今日から、日本経済の現状を鑑みて、「日本経済復調のための多角的検討」と題して、日本経済の復調のためには、現在どのような要素が必要かということについて、何回かに分けて、多角的な視点から論じてみたいと思います。

 

まず、第1回目の今回は、リスク管理の徹底とその重要性」と題して、日本経済の経済運営における、リスク管理の重要性について触れてみたいと思います。

 

かつて、日本経済は、バブル経済の崩壊という苦い経験をしました。その時は、高騰する株価・地価に夢中になり、誰もその経済が崩壊することについて予想だにしていませんでした。
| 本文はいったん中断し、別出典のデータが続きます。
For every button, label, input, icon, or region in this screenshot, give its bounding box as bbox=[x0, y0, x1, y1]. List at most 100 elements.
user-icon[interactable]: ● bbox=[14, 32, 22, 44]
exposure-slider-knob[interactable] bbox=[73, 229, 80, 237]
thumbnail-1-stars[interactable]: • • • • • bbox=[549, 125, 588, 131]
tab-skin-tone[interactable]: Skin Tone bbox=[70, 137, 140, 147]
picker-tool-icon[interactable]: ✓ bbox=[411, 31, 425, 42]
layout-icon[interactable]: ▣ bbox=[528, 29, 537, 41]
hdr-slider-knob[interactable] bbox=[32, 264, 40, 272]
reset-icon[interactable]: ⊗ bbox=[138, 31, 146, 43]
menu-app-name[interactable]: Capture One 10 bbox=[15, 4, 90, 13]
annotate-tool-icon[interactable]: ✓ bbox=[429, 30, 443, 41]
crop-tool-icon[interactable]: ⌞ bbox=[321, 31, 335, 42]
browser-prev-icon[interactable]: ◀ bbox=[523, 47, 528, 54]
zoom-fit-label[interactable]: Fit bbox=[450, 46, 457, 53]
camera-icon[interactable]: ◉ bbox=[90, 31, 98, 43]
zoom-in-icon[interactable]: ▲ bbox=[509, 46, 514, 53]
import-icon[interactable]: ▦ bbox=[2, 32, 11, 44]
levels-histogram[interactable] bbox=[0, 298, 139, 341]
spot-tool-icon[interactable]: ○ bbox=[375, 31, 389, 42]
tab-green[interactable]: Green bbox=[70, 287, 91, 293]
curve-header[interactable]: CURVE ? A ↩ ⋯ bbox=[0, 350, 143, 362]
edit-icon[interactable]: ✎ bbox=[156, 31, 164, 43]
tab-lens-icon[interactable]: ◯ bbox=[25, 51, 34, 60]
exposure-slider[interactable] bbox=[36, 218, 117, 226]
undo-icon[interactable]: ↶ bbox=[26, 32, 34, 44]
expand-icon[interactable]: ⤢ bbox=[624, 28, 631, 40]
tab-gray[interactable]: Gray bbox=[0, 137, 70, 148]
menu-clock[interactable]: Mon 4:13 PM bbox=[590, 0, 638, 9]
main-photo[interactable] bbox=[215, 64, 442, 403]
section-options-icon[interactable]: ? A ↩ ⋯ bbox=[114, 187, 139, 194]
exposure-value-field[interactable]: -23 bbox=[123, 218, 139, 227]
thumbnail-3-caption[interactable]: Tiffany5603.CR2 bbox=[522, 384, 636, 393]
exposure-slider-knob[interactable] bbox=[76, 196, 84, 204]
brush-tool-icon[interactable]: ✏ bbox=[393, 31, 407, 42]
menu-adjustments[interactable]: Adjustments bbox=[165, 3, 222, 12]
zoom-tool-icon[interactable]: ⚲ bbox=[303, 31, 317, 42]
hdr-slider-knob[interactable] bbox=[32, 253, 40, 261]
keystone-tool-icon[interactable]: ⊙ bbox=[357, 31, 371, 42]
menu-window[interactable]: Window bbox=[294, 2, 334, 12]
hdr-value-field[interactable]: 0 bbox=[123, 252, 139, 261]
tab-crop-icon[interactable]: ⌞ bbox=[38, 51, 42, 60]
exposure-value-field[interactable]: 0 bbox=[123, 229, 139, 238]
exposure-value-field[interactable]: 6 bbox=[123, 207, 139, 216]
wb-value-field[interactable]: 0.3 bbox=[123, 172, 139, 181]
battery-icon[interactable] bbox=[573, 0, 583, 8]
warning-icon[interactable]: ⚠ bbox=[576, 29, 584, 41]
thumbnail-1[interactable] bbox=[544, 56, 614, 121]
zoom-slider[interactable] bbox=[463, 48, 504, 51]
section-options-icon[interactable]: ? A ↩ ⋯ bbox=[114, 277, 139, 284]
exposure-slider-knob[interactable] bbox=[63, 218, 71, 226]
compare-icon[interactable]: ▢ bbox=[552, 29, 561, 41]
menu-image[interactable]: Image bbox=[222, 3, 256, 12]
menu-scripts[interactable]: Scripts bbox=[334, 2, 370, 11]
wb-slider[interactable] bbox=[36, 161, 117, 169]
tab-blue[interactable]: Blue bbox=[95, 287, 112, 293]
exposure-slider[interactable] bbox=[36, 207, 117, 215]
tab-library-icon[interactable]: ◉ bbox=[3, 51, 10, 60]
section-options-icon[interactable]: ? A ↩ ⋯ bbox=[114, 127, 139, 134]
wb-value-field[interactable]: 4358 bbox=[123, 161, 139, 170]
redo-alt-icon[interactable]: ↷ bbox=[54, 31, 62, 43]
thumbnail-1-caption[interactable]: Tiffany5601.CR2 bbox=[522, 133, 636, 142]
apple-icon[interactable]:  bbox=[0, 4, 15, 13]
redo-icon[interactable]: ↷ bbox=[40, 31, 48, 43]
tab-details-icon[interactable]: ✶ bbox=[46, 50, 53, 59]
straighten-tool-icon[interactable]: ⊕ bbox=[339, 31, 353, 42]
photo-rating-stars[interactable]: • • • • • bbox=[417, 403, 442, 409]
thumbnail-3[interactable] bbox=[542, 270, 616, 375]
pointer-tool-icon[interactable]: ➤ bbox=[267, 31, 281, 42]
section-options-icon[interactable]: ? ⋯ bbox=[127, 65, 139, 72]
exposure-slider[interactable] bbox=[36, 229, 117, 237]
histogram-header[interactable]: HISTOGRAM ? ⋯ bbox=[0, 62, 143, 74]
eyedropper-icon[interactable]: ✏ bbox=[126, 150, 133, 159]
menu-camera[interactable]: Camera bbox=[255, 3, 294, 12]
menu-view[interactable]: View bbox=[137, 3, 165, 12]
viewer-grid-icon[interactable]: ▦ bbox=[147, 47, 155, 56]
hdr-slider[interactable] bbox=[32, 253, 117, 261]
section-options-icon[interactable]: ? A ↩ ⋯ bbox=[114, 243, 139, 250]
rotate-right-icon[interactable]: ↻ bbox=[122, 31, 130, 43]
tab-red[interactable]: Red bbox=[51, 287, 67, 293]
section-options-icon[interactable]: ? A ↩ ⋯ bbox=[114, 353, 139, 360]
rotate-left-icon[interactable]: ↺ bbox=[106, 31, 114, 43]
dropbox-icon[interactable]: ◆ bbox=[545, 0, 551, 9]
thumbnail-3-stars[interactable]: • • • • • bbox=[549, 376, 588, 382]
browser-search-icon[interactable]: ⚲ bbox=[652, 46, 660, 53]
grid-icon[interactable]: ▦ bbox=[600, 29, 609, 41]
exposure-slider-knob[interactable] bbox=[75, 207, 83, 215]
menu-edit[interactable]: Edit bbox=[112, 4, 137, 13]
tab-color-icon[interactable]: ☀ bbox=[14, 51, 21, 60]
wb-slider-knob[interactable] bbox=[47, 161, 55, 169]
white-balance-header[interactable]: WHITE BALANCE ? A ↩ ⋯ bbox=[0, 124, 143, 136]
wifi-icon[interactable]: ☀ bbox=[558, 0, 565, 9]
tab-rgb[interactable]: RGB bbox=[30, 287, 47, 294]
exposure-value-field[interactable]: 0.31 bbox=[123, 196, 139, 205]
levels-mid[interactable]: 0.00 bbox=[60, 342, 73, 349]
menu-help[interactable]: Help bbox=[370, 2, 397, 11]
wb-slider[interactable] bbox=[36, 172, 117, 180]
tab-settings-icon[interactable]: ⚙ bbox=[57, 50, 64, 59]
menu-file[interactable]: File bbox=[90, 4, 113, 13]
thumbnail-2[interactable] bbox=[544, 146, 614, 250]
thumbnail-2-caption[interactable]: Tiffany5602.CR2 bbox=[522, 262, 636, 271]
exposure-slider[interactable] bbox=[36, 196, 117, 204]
それは、まさに、「経済下降リスクを管理し、好調な経済を維持する」という視点に欠け、「我が世の春を謳歌する」ことにのみ人々の意識が行ってしまったことによる失敗です。

 

その失敗から学べることはいったい何でしょうか?

 

それは、「経済下降リスクを徹底的に管理し、経済上昇要因を徹底的に保護・育成・促進することによる、上昇の好スパイラルの維持」を経済運営の要として心掛けることです。

 

データ・状況などからのさまざまな検討から、日本経済の下降リスク要因はピックアップすることができます。そのピックアップされた、一つ一つのリスク要因に関して、それを下降に結びつけないように、管理し、策を講じていくことがまず第一です。

 

次に、経済の上昇要因を多角的にピックアップします。私も現在、いくつかの経済上昇要因をピックアップしてありますが、そこに、人的資源と経済的資源を重点的に投資して、保護・育成・開発促進を図ることが次に必要になってきます。

 

それらの多角的検討と、具体的な政策の実施の積み重ねにより、日本経済は「下降させずに上昇基調を維持する」ことが可能になるでしょう。

 

各論を話せば、まだいろいろあるのですが、次回第2回は、「経済循環の促進の重要性」に関して論じてみたいと思います。